Savings Far Exceed Costs for Ohio’s Efficiency Programs (Now Under Fire)

Gita Subramony for Zondits, May 2, 2014

As Zondits previously reported, Ohio’s renewable and efficiency standards are currently in danger due to legislation backed by fossil-fuel and corporate interests. In recent weeks, polls and studies have reported on many reasons why Ohio’s renewable and efficiency initiatives should be saved. In addition to Ohio voters overwhelmingly being in favor of energy efficiency policies, energy efficiency programs save far more in energy costs than they spend on implementation and administration. The Ohio Advanced Energy Economy examined program expenditures and estimated cost savings as a result of the efficiency programs. Their study estimates that program costs were around $515 million for the four investor-owned Ohio utilities. Savings were tallied at around $1,035 million, which represents a very good return on investment.

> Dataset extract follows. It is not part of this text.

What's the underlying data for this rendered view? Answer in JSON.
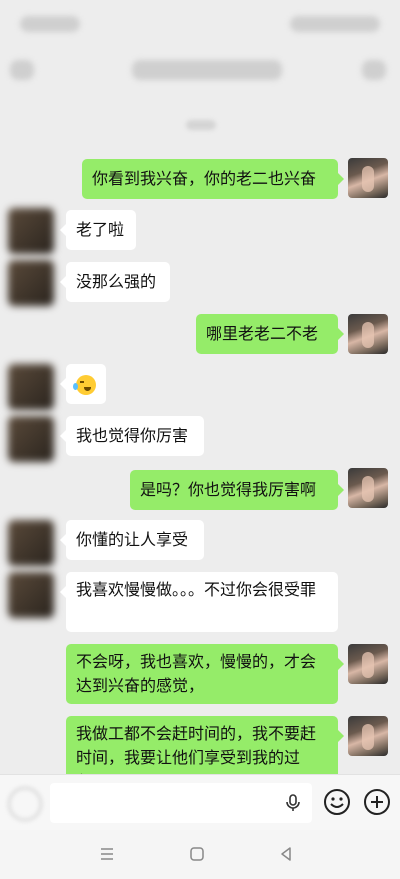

These reports show that the energy efficiency programs are popular, have solid return on investment, and deserved to be preserved, strengthened, and improved (not axed).


Advocates of Ohio’s green-energy law tally savings

The Columbus Dispatch, April 24, 2014

Energy-efficiency programs that could be changed or eliminated as a result of a legislative proposal have led to consumer savings of $1 billion compared with costs of about $500 million, according to company reports and an analysis by “green” energy advocates.

Those figures cover the first four years — 2009 to 2012 — of programs that, under current state law, were expected to grow each year until 2025.

However, Senate Bill 310 would stop the annual increases in the law’s requirements, which cover energy efficiency and also renewable energy. Senate Republican leaders say the bill is an attempt to rein in a law that imposes costs on all utility customers while benefiting only a few of those customers. They hope to pass the measure in the next month or so.